I'm not sure how to write unit/integration tests, though, as the uses the 
"maven-install-plugin", I appreciate any suggestions. All of the current tests 
pass, of course.

This is my first contribution, I hope that it turns out to be useful. :-)
                  
> Regression: Could not resolve dependencies for project
> ------------------------------------------------------
>
>                 Key: MNG-5082
>                 URL: https://jira.codehaus.org/browse/MNG-5082
>             Project: Maven 2 & 3
>          Issue Type: Bug
>          Components: Dependencies
>    Affects Versions: 3.0.3
>            Reporter: Florian Brunner
>            Priority: Blocker
>         Attachments: MNG-5082-maven-core.patch
>
>
> Sometimes, when you need a jar, which is not available from a repository, and 
> for some reason you don't want to deploy it to the corporate repository 
> (yet), you can do something like this:
> {code:xml}
>          <build>
>               <plugins>
>                         ...
>                       <plugin>
>                               <artifactId>maven-install-plugin</artifactId>
>                               <executions>
>                                       <execution>
>                                               <id>some-lib</id>
>                                               <phase>validate</phase>
>                                               <goals>
>                                                       
> <goal>install-file</goal>
>                                               </goals>
>                                               <configuration>
>                                                       
> <file>lib/some-lib-1.1.jar</file>
>                                                       
> <groupId>org.someorg.somelib</groupId>
>                                                       
> <artifactId>some-lib</artifactId>
>                                                       <version>1.1</version>
>                                                       
> <packaging>jar</packaging>
>                                               </configuration>
>                                       </execution>
>                               </executions>
>                       </plugin>
>                       ...
>               </plugins>
>       </build>
> {code}
> And then you can declare a dependency on this lib like this:
> {code:xml}
>          <dependencies>
>                 ...
>               <dependency>
>                       <groupId>org.someorg.somelib</groupId>
>                       <artifactId>some-lib</artifactId>
>                       <version>1.1</version>
>               </dependency>
>               ...
>       </dependencies>
> {code}
> This worked fine with {{Maven 2.2.1}} but not with {{Maven 3.0.3}} -> 
> regression!
> {noformat}
> Error message:
> [INFO] BUILD FAILURE
> [INFO] 
> ------------------------------------------------------------------------
> [INFO] Total time: 0.951s
> [INFO] Finished at: Thu Apr 28 15:53:15 BST 2011
> [INFO] Final Memory: 4M/121M
> [INFO] 
> ------------------------------------------------------------------------
> [ERROR] Failed to execute goal on project myproject: Could not resolve 
> dependencies for project someGroupId:someArtifactId:jar:0.1-SNAPSHOT: Could 
> not find artifact org.someorg.somelib:some-lib:jar:1.1 in nexus (<nexus url>) 
> -> [Help 1]
> [ERROR] 
> {noformat}
> There is a work-around, which at least works in some cases:
> {noformat}
> mvn clean validate
> mvn install
> {noformat}
> Some notes on this work-around:
> - install should call validate (which it does, but apparently with some 
> side-effects). It should not be necessary to call validate explicitly.

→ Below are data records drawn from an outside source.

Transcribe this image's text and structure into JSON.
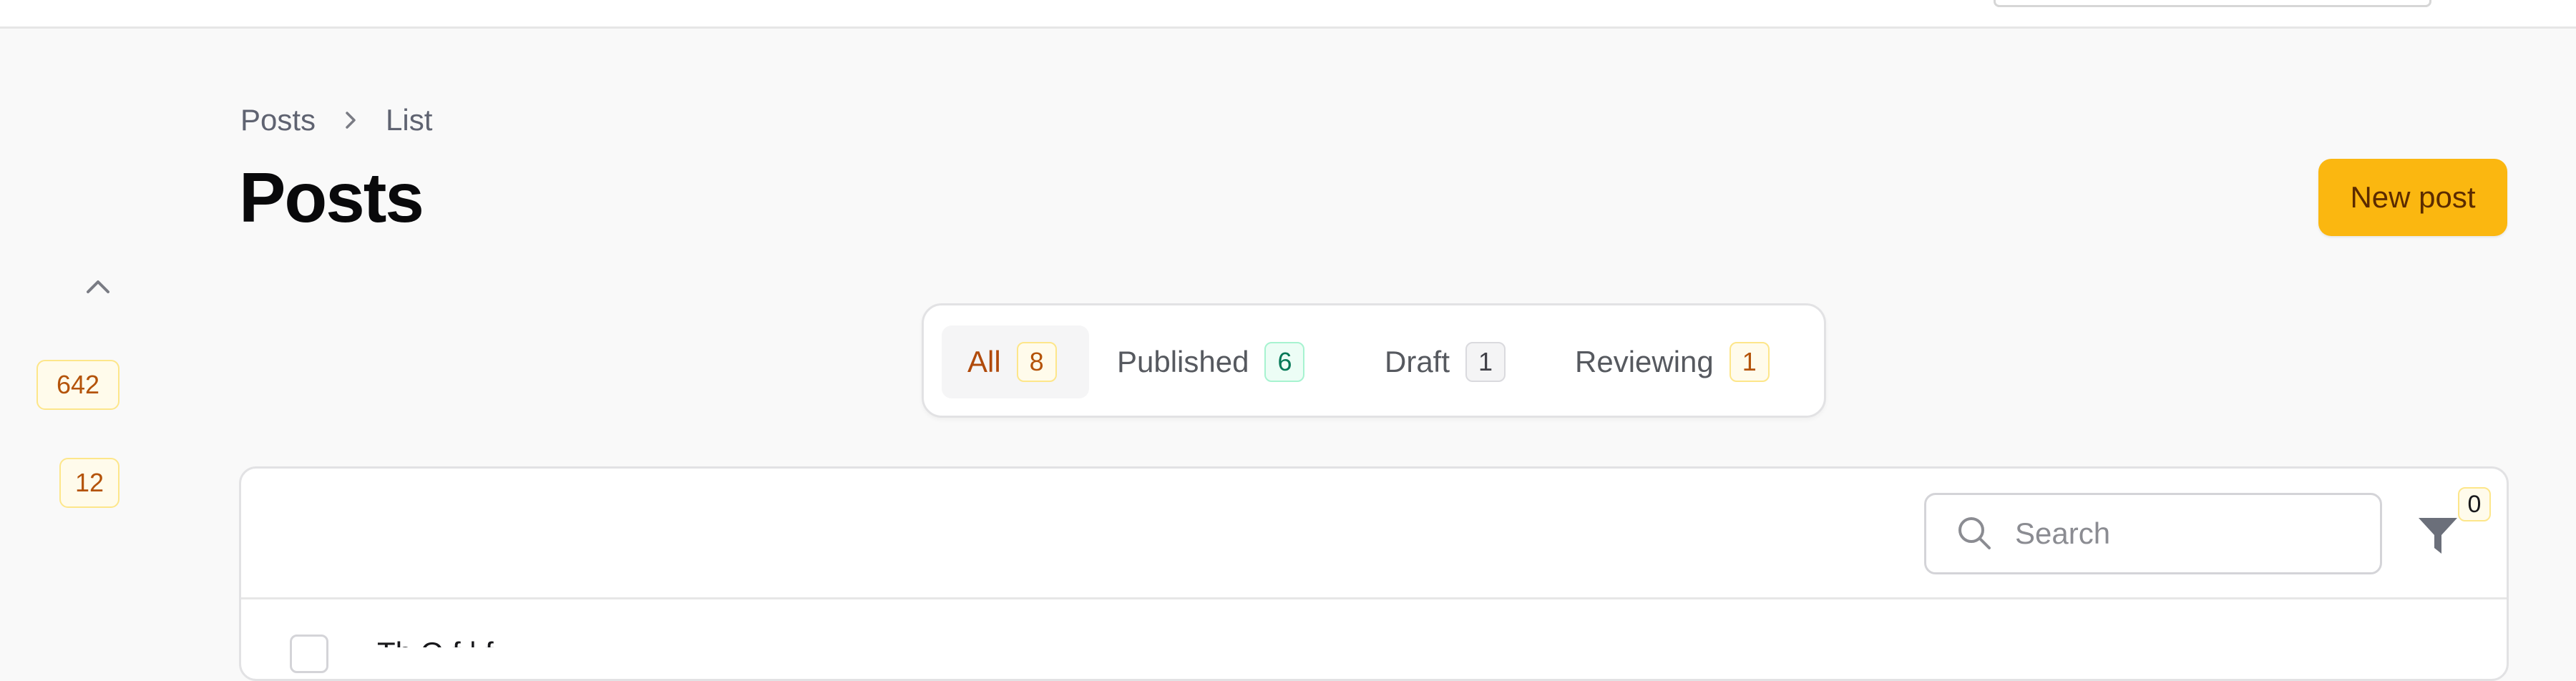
{
  "breadcrumb": {
    "items": [
      "Posts",
      "List"
    ]
  },
  "page": {
    "title": "Posts"
  },
  "header": {
    "new_post_label": "New post"
  },
  "rail": {
    "badges": [
      "642",
      "12"
    ]
  },
  "tabs": [
    {
      "label": "All",
      "count": "8",
      "active": true
    },
    {
      "label": "Published",
      "count": "6",
      "active": false
    },
    {
      "label": "Draft",
      "count": "1",
      "active": false
    },
    {
      "label": "Reviewing",
      "count": "1",
      "active": false
    }
  ],
  "search": {
    "placeholder": "Search",
    "value": ""
  },
  "filters": {
    "active_count": "0"
  },
  "table": {
    "rows": [
      {
        "title": "Th                                        O                                            f                              |                                      f                     "
      }
    ]
  },
  "colors": {
    "accent": "#fbb710",
    "active_tab_text": "#b04a0b",
    "amber_badge_bg": "#fffbeb",
    "green_badge_bg": "#ecfdf5"
  },
  "icons": {
    "breadcrumb_separator": "chevron-right-icon",
    "rail_toggle": "chevron-up-icon",
    "search": "search-icon",
    "filter": "funnel-icon"
  }
}
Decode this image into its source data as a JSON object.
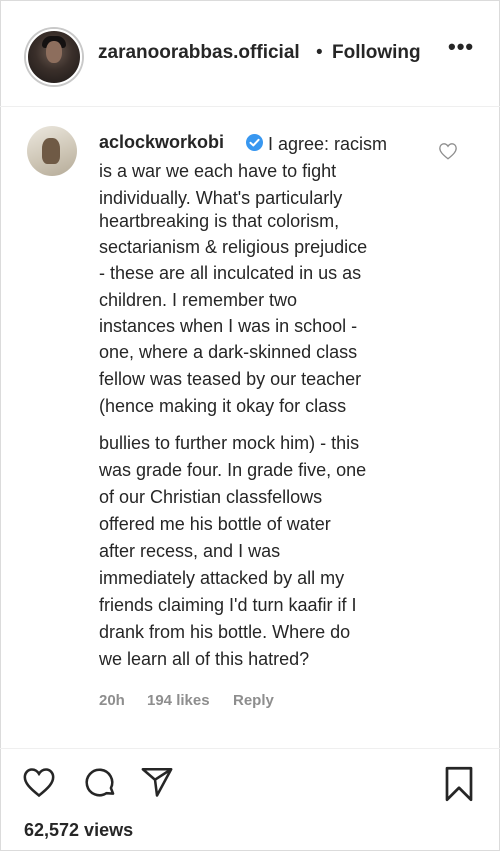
{
  "header": {
    "username": "zaranoorabbas.official",
    "separator": "•",
    "follow_status": "Following",
    "more": "•••"
  },
  "comment": {
    "username": "aclockworkobi",
    "lines": [
      "I agree: racism",
      "is a war we each have to fight",
      "individually. What's particularly",
      "heartbreaking is that colorism,",
      "sectarianism & religious prejudice",
      "- these are all inculcated in us as",
      "children. I remember two",
      "instances when I was in school -",
      "one, where a dark-skinned class",
      "fellow was teased by our teacher",
      "(hence making it okay for class",
      "bullies to further mock him) - this",
      "was grade four. In grade five, one",
      "of our Christian classfellows",
      "offered me his bottle of water",
      "after recess, and I was",
      "immediately attacked by all my",
      "friends claiming I'd turn kaafir if I",
      "drank from his bottle. Where do",
      "we learn all of this hatred?"
    ],
    "time": "20h",
    "likes": "194 likes",
    "reply": "Reply"
  },
  "footer": {
    "views": "62,572 views"
  },
  "icons": {
    "like": "heart-icon",
    "comment": "comment-icon",
    "share": "share-icon",
    "save": "bookmark-icon",
    "verified": "verified-badge-icon",
    "comment_like": "heart-icon"
  },
  "colors": {
    "verified_badge": "#3897f0",
    "meta_text": "#8e8e8e",
    "text": "#262626"
  }
}
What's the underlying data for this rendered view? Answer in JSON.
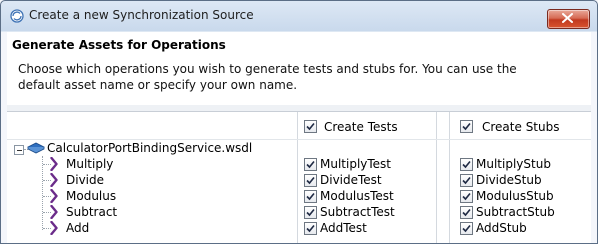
{
  "window": {
    "title": "Create a new Synchronization Source",
    "icon": "sync-globe-icon",
    "close_icon": "close-icon"
  },
  "header": {
    "title": "Generate Assets for Operations",
    "description": "Choose which operations you wish to generate tests and stubs for. You can use the default asset name or specify your own name."
  },
  "columns": {
    "tests": {
      "label": "Create Tests",
      "checked": true
    },
    "stubs": {
      "label": "Create Stubs",
      "checked": true
    }
  },
  "tree": {
    "root": {
      "label": "CalculatorPortBindingService.wsdl",
      "expanded": true,
      "icon": "wsdl-book-icon"
    },
    "operations": [
      {
        "name": "Multiply",
        "test": "MultiplyTest",
        "stub": "MultiplyStub",
        "test_checked": true,
        "stub_checked": true
      },
      {
        "name": "Divide",
        "test": "DivideTest",
        "stub": "DivideStub",
        "test_checked": true,
        "stub_checked": true
      },
      {
        "name": "Modulus",
        "test": "ModulusTest",
        "stub": "ModulusStub",
        "test_checked": true,
        "stub_checked": true
      },
      {
        "name": "Subtract",
        "test": "SubtractTest",
        "stub": "SubtractStub",
        "test_checked": true,
        "stub_checked": true
      },
      {
        "name": "Add",
        "test": "AddTest",
        "stub": "AddStub",
        "test_checked": true,
        "stub_checked": true
      }
    ]
  },
  "colors": {
    "operation_icon": "#6b2c8a",
    "titlebar": "#c9d9ec",
    "close": "#c1391f"
  }
}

> - "mvn clean validate install" does not work! It shouldn't matter if you call 
> "mvn clean validate install" or "mvn clean validate" and "mvn install". Both 
> should have the same result.
> - I currently don't see a way to specify in Jenkins/ Hudson to first execute 
> "clean validate" and then "install" -> broken build on continuous integration 
> server which has to be fixed manually
> - This work-around breaks the Maven way, because you cannot simply go to a 
> project anymore and just call "mvn clean install" to build it.